Building a Profit Pipeline

Building a Profit Pipeline

How Alqueria harnesses the potential of small dairy farmers and retailers in Colombia
© Edwin Hullman, World Bank

Juan Gonzalo Flores

Senior Agribusiness Officer,
Investment Services, Latin America and the Caribbean, IFC

Some of the world’s greatest innovations emerge from the simplest of ideas. For Colombian physician Jorge Cavelier, that innovation was a belief in the magical health and nutritional benefits of pasteurized milk.

Cavelier’s conviction that all Colombians should have access to safe milk led him to buy a pasteurization plant in the city of Medellin, nestled in the shade of the Andes, in 1959. Now, fifty-five years later, Alqueria S.A, is the country’s third-largest dairy company and second in fluid milk, with revenues of $354 million, 4,500 direct and indirect employees, a 16% share of the Colombian milk market (in liters) and 25% of the Ultra High Temperature milk (UHT) market.

Alqueria's Revenues $354 MillionThe patriarch of the Cavelier empire may have revolutionized the processing of raw milk in Colombia but his family successors have been equally bold, pursuing a unique and inclusive business model that has been the driving force behind their continuing growth.

Under the direction of Jorge’s son, Enrique, and now his grandson, Carlos Enrique, Alqueria has built an innovative business model that relies on low-income populations (dairy farmers on the supply side and retailers on the distribution side).

It is estimated that, on a daily basis, Alqueria visits more than 150,000 small scale retailers.  Critical to the process has been sourcing milk from over 5,500 independent farmers – most of whom produce less than 200 liters of milk a day and some of them, remarkably, as little as 10 liters a day. The company engages these farmers through a strong network of intermediaries including cooperatives and independent milk tanks belonging to Alqueria, who help with the collection and payment processes, particularly in more remote areas.
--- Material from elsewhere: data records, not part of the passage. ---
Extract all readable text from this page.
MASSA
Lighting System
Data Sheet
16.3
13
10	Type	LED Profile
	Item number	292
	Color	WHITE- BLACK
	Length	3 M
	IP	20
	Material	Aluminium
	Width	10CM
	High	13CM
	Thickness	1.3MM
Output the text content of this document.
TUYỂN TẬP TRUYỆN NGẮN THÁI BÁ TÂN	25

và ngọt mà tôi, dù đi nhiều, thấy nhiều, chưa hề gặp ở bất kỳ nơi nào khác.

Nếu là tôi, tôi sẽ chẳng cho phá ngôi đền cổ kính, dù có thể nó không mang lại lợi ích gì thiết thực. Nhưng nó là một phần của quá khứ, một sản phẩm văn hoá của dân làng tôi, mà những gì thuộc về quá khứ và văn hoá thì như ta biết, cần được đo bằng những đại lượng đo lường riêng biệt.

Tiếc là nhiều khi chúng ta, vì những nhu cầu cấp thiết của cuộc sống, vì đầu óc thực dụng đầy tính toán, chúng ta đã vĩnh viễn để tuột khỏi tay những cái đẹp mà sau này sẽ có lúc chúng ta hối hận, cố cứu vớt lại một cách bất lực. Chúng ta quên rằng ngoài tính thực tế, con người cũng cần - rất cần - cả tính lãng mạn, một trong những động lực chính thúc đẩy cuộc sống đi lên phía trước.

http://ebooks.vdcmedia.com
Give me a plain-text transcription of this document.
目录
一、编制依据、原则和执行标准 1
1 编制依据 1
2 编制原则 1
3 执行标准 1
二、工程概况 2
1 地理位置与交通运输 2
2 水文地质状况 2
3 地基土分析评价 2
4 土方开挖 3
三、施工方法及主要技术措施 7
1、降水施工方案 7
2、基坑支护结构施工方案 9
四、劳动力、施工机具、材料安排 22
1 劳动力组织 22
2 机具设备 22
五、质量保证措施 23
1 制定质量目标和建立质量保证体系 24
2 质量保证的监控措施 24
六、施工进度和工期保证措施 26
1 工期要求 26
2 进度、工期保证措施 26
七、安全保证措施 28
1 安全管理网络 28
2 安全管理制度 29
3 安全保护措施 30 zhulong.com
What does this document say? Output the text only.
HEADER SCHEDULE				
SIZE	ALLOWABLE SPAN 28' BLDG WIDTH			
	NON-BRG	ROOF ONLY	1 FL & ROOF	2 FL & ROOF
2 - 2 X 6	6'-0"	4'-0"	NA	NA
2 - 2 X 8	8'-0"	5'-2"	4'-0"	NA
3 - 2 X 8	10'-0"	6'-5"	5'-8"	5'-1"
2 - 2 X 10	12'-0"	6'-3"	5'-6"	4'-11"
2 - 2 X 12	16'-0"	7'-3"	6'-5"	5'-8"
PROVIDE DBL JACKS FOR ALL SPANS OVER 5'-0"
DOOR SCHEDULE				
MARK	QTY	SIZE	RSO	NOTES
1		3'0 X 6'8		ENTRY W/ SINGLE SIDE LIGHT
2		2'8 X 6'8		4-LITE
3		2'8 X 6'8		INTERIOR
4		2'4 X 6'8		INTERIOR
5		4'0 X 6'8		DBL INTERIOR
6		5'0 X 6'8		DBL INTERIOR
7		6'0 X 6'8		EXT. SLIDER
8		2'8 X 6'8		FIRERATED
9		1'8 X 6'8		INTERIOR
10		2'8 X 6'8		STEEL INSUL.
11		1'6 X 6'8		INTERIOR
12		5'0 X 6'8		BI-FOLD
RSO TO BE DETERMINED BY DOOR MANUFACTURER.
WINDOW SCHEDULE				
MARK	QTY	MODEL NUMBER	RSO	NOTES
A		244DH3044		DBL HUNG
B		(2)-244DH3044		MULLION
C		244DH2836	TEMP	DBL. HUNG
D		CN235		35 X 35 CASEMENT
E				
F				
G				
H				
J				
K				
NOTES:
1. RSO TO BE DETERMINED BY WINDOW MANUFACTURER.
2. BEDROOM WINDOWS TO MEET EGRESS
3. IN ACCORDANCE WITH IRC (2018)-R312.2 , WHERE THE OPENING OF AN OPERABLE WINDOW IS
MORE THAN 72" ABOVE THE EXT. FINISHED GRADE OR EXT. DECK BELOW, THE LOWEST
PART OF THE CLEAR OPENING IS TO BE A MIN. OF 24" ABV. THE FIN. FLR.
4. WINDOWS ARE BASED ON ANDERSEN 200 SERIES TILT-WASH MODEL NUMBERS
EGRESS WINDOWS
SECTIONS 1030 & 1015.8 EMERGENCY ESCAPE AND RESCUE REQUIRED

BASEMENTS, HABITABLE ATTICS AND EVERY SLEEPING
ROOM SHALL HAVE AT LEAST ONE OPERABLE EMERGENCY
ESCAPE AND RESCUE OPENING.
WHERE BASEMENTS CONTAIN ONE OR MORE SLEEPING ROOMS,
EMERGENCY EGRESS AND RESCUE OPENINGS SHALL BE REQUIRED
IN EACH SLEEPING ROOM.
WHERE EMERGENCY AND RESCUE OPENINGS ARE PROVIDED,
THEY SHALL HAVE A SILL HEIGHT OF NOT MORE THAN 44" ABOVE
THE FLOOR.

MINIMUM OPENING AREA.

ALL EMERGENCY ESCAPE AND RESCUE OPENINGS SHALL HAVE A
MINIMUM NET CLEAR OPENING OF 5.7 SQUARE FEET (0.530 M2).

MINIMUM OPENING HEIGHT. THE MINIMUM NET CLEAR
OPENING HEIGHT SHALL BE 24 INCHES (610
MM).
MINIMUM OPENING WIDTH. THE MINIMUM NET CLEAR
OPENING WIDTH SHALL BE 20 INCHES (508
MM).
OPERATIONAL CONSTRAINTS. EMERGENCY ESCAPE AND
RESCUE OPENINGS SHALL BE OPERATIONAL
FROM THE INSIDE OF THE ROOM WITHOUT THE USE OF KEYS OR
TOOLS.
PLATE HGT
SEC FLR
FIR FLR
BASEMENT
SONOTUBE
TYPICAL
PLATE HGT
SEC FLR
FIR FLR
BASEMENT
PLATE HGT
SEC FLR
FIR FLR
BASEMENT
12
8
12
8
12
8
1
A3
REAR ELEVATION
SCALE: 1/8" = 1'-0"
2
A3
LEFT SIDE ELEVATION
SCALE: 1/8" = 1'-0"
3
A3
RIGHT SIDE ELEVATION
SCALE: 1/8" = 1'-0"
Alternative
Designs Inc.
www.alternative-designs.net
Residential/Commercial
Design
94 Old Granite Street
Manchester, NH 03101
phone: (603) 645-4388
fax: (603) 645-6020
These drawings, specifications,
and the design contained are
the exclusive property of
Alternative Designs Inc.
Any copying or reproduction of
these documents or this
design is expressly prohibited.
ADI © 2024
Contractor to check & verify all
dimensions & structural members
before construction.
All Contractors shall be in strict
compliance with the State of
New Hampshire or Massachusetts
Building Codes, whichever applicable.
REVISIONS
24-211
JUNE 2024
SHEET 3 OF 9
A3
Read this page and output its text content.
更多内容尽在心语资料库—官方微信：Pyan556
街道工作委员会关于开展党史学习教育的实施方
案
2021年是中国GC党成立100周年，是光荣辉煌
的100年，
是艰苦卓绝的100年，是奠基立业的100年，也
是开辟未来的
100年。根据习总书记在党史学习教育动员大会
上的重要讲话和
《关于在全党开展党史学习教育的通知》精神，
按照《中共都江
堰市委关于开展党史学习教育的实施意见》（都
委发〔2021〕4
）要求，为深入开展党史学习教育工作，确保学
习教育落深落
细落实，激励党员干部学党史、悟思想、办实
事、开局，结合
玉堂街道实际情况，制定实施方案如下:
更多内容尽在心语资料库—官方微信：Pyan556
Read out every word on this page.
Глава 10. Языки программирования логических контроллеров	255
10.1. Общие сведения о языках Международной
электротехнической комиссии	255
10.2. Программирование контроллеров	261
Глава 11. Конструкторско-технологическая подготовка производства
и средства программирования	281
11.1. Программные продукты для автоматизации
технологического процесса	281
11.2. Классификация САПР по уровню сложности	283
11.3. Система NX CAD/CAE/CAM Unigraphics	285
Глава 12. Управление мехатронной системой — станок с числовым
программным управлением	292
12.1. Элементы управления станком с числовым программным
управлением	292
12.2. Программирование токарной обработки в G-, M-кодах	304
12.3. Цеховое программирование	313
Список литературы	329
Foregoing the secure safety net of long-term supply contracts, Alqueria has decided to ground its business model on forming personal, rock-solid relationships with farmers and establishing a reputation for paying farmers on time.

The company has also maintained a generous financing and technical assistance program, offering microcredit financing, advice on appropriate feed rations, and buying fodder and fertilizer in bulk to keep production costs down.

Through an innovative distribution network known as pre-sales, Alqueria accounts for over half of its revenue by having company staff visit small-scale retailers nationwide, taking orders to be delivered the following day. A mobile application allows orders to be uploaded and transmitted through cellular phones.

Maintaining trust with their suppliers, payment is made directly to delivery personnel on a purely cash basis. In more remote areas, a creative system known as micro-sales, allows one person to serve as an independent distributor to small retailers in that area. That distributor uses their home as a mini-warehouse and Alqueria sometimes provides financing for a small truck or motorcycle.

Alqueria’s model has improved the lives of thousands of low-income farmers across Colombia while reaping an impressive profit margin for the family held company. This, according to Carlos Enrique Cavelier, is a fitting tribute to the legacy his great grandfather Jorge left behind.

“Now I can go out to the communities ….and see how the flow of income helps people, as opposed to alternatives with the informal market that do not pay consistently,” Cavelier said. “These communities now have real access to the modern economy.”

About Alqueria and IFC
Alqueria has been an IFC client since 2010. IFC has provided the company with long-term financing in the form of $5 million in equity and $15 million in debt, enabling the company to increase milk sourcing by bringing additional dairy farmers into the supply base, helping new farmers to emerge, and increasing volumes from current suppliers. In 2012, IFC also conducted a resource efficiency assessment of Alqueria’s plant in Cajica, leading to significant energy and water savings.

Alqueria was recognized at the 2013 FT/IFC Sustainable Finance Awards, the world’s leading awards for environmentally and socially responsible banking and investment, in London, in June 2013. It was shortlisted for the ‘Achievement in Inclusive Business‘ award.